How exactly do you know your blood type? How were people able to figure this information out? And why does knowing your blood type have so much importance within medicine? What’s the point of it? And why do we have different blood types anyway?

What is Blood Typing?
Blood typing is a test that is taken that identifies specific proteins (antigens) on your red blood cells, like A, B, Rh D, K, k, Kpa, Kpb, Fya, Fyb, Jka, Jkb, M, N, S, s, and U. This also is used to determine your ABO group, which is whether your blood type is A, B, AB, or O, and your Rh group, which is either positive or negative.
Your blood type is also inherited from your parents, just like your eye color, skin color, hair color, and so on. Having 2 parents with type O will result in their child having O as well. One parent with AB blood and the other with O will result in a child with either type A or type B blood.
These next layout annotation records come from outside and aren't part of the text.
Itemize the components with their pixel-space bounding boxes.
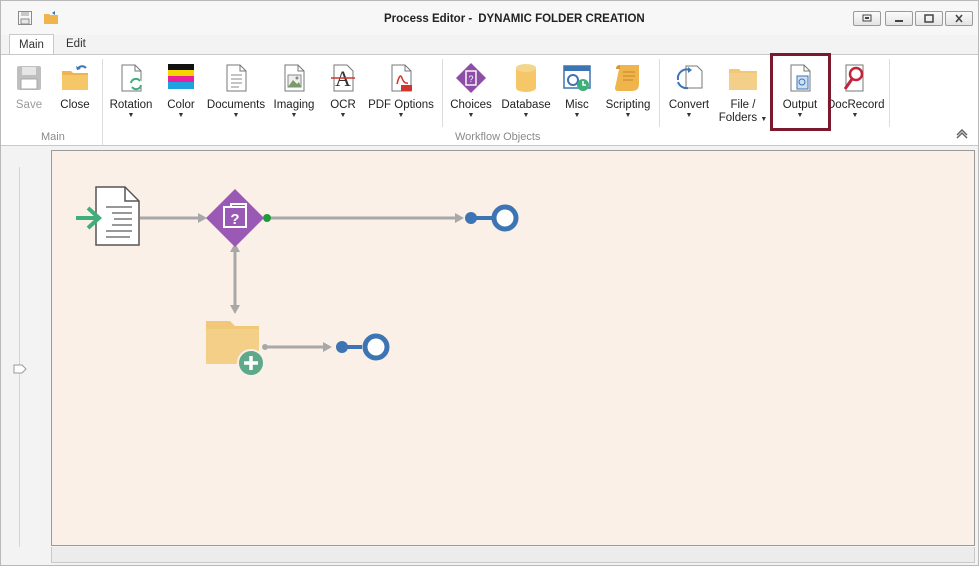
group-divider [659, 59, 660, 127]
close-quick-access-icon[interactable] [43, 10, 59, 26]
color-label: Color [167, 99, 195, 111]
save-label: Save [15, 99, 43, 111]
designer-area: ? [1, 147, 978, 565]
pdf-options-button[interactable]: PDF Options ▼ [368, 60, 434, 128]
ribbon-tabs: Main Edit [1, 34, 978, 55]
chevron-down-icon: ▼ [573, 112, 581, 119]
minimize-button[interactable] [885, 11, 913, 26]
ocr-icon: A [327, 62, 359, 94]
end-node[interactable] [336, 333, 390, 361]
choices-button[interactable]: ? Choices ▼ [449, 60, 493, 128]
chevron-down-icon: ▼ [685, 112, 693, 119]
chevron-down-icon: ▼ [397, 112, 405, 119]
chevron-down-icon: ▼ [177, 112, 185, 119]
zoom-slider-thumb[interactable] [13, 363, 27, 374]
choices-diamond-icon: ? [455, 62, 487, 94]
database-icon [510, 62, 542, 94]
chevron-down-icon: ▼ [624, 112, 632, 119]
file-folders-button[interactable]: File / Folders ▼ [717, 60, 769, 128]
close-label: Close [60, 99, 90, 111]
chevron-down-icon: ▼ [339, 112, 347, 119]
chevron-down-icon: ▼ [522, 112, 530, 119]
connector-start-to-choice[interactable] [140, 213, 207, 223]
workflow-canvas[interactable]: ? [51, 150, 975, 546]
ribbon: Save Close Main Rotation ▼ Color ▼ Docum… [1, 53, 978, 146]
imaging-button[interactable]: Imaging ▼ [272, 60, 316, 128]
imaging-icon [278, 62, 310, 94]
process-name: DYNAMIC FOLDER CREATION [478, 13, 645, 25]
chevron-down-icon: ▼ [232, 112, 240, 119]
misc-label: Misc [565, 99, 589, 111]
misc-button[interactable]: Misc ▼ [557, 60, 597, 128]
convert-label: Convert [668, 99, 710, 111]
maximize-button[interactable] [915, 11, 943, 26]
save-button[interactable]: Save [9, 60, 49, 128]
file-folders-label-line1: File / [730, 99, 756, 111]
chevron-down-icon: ▼ [127, 112, 135, 119]
connector-folder-to-end[interactable] [262, 342, 332, 352]
convert-button[interactable]: Convert ▼ [665, 60, 713, 128]
folder-icon [727, 62, 759, 94]
ocr-button[interactable]: A OCR ▼ [323, 60, 363, 128]
pdf-icon [385, 62, 417, 94]
chevron-down-icon: ▼ [851, 112, 859, 119]
pdf-options-label: PDF Options [368, 99, 434, 111]
connector-choice-to-folder[interactable] [230, 243, 240, 314]
scripting-label: Scripting [605, 99, 651, 111]
scripting-button[interactable]: Scripting ▼ [603, 60, 653, 128]
choice-decision-node[interactable]: ? [206, 189, 264, 247]
window-title-prefix: Process Editor - [384, 13, 473, 25]
end-node[interactable] [465, 204, 519, 232]
convert-icon [673, 62, 705, 94]
color-bars-icon [165, 62, 197, 94]
title-bar: Process Editor - DYNAMIC FOLDER CREATION [1, 1, 978, 35]
svg-text:?: ? [468, 74, 473, 84]
database-label: Database [501, 99, 551, 111]
zoom-slider-track[interactable] [19, 167, 20, 547]
create-folder-node[interactable] [206, 321, 265, 377]
tab-main[interactable]: Main [9, 34, 54, 55]
save-icon [13, 62, 45, 94]
docrecord-label: DocRecord [827, 99, 885, 111]
horizontal-scrollbar[interactable] [51, 547, 975, 563]
group-divider [442, 59, 443, 127]
save-quick-access-icon[interactable] [17, 10, 33, 26]
scripting-scroll-icon [612, 62, 644, 94]
imaging-label: Imaging [273, 99, 315, 111]
group-divider [102, 59, 103, 145]
close-button[interactable]: Close [55, 60, 95, 128]
rotation-label: Rotation [109, 99, 153, 111]
close-window-button[interactable] [945, 11, 973, 26]
rotation-button[interactable]: Rotation ▼ [109, 60, 153, 128]
collapse-ribbon-icon[interactable] [956, 128, 968, 142]
main-group-label: Main [41, 131, 65, 143]
start-document-node[interactable] [76, 186, 140, 246]
docrecord-search-icon [839, 62, 871, 94]
color-button[interactable]: Color ▼ [161, 60, 201, 128]
misc-window-gear-icon [561, 62, 593, 94]
docrecord-button[interactable]: DocRecord ▼ [827, 60, 885, 128]
chevron-down-icon: ▼ [760, 116, 768, 123]
tab-edit[interactable]: Edit [57, 34, 95, 55]
file-folders-label-line2: Folders ▼ [718, 112, 768, 124]
choices-label: Choices [450, 99, 492, 111]
output-highlight-box [770, 53, 831, 131]
documents-button[interactable]: Documents ▼ [206, 60, 266, 128]
restore-window-button[interactable] [853, 11, 881, 26]
documents-label: Documents [206, 99, 266, 111]
group-divider [889, 59, 890, 127]
process-editor-window: Process Editor - DYNAMIC FOLDER CREATION … [0, 0, 979, 566]
connector-choice-to-end[interactable] [263, 213, 464, 223]
workflow-group-label: Workflow Objects [455, 131, 541, 143]
svg-text:?: ? [230, 211, 239, 228]
ocr-label: OCR [330, 99, 356, 111]
close-folder-icon [59, 62, 91, 94]
window-title: Process Editor - DYNAMIC FOLDER CREATION [384, 13, 645, 25]
database-button[interactable]: Database ▼ [499, 60, 553, 128]
chevron-down-icon: ▼ [467, 112, 475, 119]
documents-icon [220, 62, 252, 94]
rotation-icon [115, 62, 147, 94]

O + B = O or B and A + B = O, A, B, or AB. There’s many possibilities for a combination of blood types and their results.
How Does it Work?
Of course, there’s a procedure involved within blood typing and the science behind how your blood type and Rh factor is determined. When given a blood sample, the blood is mixed with antibodies that are against both type A and type B, type A blood having anti-B antibodies, type B blood having anti-A antibodies, and type O having both of those antibodies. Based on which antibodies agglutinate, this determines what your blood type is. If only the anti-A antibodies clump together, you have type A blood, and the same way for B with anti-B antibodies agglutinating. If both anti-A and anti-B antibodies agglutinate, you have type AB blood. If neither of the antibodies agglutinate, that means you have type O blood.
Agglutinate?
The reason these antibodies agglutinate, aka “clump,” is because these antibodies are like keys that have a fitting lock, which is the matching antigen (specific sugar markers). When the anti-A antibodies come in contact with their matching antigen, the A antigens, they lock onto them, which crosslinks them into very visible clumps (hemagglutination). This is why receiving a blood transfusion with the wrong blood type is extremely dangerous and fatal
Blood Transfusion from the Wrong Blood Type
If someone with Type A blood receives a transfusion with Type B blood, acute hemolysis is very soon to follow in around an hour to receiving the wrong blood type. The recipient’s antibodies will begin to destroy the donor’s RBCs within the blood vessel due to the fact that Type A blood has Anti-B antibodies, which see these Type B antigens as foreign. These Anti-B antibodies will then agglutinate with these antigens. This becomes a signal to immune cells, like macrophages (a phagocytic cell), to phagocytize these clumped cells. It’s also a signal to the complement system to “punch holes” within them. When the Membrane Attack Complex (MAC) Formation inserts itself into the lipid bilayer of the RBC membrane, it develops a large, destructive pore or channel within said RBC, which then begins to cause the cell contents to leak out and water to rush into it. This leads to the swelling and eventual lysis (bursting) of the RBC.